Enfin, sur la laïcité : c'est un devoir pour l'Etat et
l'école, pas pour les élèves ; sur l'ostentation,
voir l'article de Spitz dans Le Monde du 15 octobre ; sur la discrimination
: tout le monde sait que les croix et les kippas sont acceptées.
L'enjeu pour les jeunes qui se revendiquent musulman-es, c'est de
faire reconnaître l'islam comme une religion française,
en France. Que la société le voie comme une provocation,
c'est dans le droit fil de son rejet des populations d'origine maghrébine.
Qu'elle le traite par la répression marche bien dans la perception
qu'ont ces jeunes de la république comme une machine à
persécuter l'Arabe et le/la musulman-e. Qu'on continue et on
leur donnera raison.
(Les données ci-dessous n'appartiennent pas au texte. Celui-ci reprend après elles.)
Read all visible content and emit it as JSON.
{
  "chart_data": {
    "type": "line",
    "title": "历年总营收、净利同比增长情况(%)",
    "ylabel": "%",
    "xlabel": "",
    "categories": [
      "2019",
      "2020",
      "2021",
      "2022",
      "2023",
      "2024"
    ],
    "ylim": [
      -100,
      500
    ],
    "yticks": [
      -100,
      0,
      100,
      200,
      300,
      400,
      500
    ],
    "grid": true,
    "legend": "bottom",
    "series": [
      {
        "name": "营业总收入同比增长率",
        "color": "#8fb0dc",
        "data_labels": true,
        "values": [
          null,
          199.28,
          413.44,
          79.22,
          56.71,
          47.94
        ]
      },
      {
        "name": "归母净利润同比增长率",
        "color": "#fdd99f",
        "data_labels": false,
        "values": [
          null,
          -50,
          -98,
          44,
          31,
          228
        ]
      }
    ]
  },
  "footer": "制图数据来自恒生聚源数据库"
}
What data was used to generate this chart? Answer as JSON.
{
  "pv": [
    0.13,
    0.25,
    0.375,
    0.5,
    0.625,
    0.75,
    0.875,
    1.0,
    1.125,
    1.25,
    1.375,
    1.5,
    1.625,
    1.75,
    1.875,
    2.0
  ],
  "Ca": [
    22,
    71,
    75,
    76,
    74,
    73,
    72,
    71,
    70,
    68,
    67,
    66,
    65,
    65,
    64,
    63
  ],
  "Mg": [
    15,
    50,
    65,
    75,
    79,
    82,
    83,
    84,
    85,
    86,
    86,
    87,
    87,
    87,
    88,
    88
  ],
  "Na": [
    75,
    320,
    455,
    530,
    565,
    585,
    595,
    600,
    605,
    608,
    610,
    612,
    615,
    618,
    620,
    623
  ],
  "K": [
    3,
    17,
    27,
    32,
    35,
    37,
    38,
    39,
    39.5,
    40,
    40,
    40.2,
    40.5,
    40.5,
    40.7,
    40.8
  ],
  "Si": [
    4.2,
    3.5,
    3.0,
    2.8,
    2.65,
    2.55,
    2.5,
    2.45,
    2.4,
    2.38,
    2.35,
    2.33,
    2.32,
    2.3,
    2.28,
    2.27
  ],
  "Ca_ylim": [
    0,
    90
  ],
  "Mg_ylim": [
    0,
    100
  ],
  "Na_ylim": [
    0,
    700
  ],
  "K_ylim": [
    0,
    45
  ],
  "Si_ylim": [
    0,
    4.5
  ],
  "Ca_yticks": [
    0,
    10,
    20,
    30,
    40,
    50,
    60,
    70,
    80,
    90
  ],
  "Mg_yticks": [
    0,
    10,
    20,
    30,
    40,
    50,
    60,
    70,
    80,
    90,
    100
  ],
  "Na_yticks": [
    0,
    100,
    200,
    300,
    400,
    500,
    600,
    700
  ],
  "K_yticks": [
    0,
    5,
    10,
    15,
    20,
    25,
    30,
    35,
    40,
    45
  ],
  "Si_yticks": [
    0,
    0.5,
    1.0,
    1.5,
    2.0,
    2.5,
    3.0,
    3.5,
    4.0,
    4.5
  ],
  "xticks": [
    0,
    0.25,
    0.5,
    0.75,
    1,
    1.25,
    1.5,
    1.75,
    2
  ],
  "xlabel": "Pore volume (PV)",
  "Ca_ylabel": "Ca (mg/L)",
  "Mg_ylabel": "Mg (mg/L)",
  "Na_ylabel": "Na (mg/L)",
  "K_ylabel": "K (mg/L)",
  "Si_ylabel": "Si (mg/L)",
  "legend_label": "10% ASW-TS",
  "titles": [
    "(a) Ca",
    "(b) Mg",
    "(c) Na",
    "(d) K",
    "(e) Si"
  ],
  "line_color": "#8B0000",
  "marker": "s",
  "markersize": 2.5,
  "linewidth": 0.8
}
Oui, c'est une provocation : ces jeunes veulent
mettre la société devant son propre racisme - son rejet
non pas des religions mais de cette religion-là précise.
L'autre fonction de leur assumption d'une différence choisie
par eux étant de se sentir enfin un peu mieux dans leurs baskets,
avec une identité autre que" moins français-e"
- oui carrément "autre". Mais, comme on dirait en
cour de récré, qui a commencé ? C'est la société
blanche, c'est nous. Il nous faut reconnaître notre responsabilité
collective. Hors de ce premier pas, il n'y aura pas de réconciliation,
et pas de république. Car la république, c'est-à-dire
l'égalité effective, n'est pas une réalité,
c'est un idéal : il faut la créer, cette égalité,
tant entre les "sexes" qu'entre les "races" (cette
chose qui "n'existe pas" et qui règle pourtant la
vie de millions de gens en France). La discrimination a fait exister
la race, comme elle a fait exister le sexe ; si nous voulons qu'elle
n'existe vraiment - réellement pas -, il faut lutter contre
la discrimination jusqu'à l'éradiquer.
Je remarque que pour la première fois on parle positivement
de la "discrimination positive", que j'appelle de mes voeux
en ce qui concerne les femmes, et les autres discriminés, depuis
longtemps - et qui était honnie au temps où on a inventé
"parité" pour précisément exclure "l'action
positive" (terme que je préfère à celui
de discrimination positive), qui est une correction à la discrimination
négative, dans la recherche de l'accomplissement de l'égalité
de facto promise par la république.
Alors, la révolte identitaire des jeunes aurait accompli ce
que leurs demandes polies - la Marche des beurs - ont échoué
à faire advenir ? La république ne connaîtrait
que les rapports de force ? Triste, mais probablement vrai.
Christine Delphy
Christine Delphy est chercheuse au CNRS, directrice de la revue
Nouvelles Questions féministes et coprésidente de
la Fondation Copernic
Elle a publié notamment L'ennemi principal (deux volumes),
aux éditions Syllepses.
Ces éléments d'information sont le fait du collectif
Les mots sont importants. Christine Delphy s'est pour sa part exprimée
à titre personnel, sans engager la responsabilité
des divers groupes auxquels elle appartient.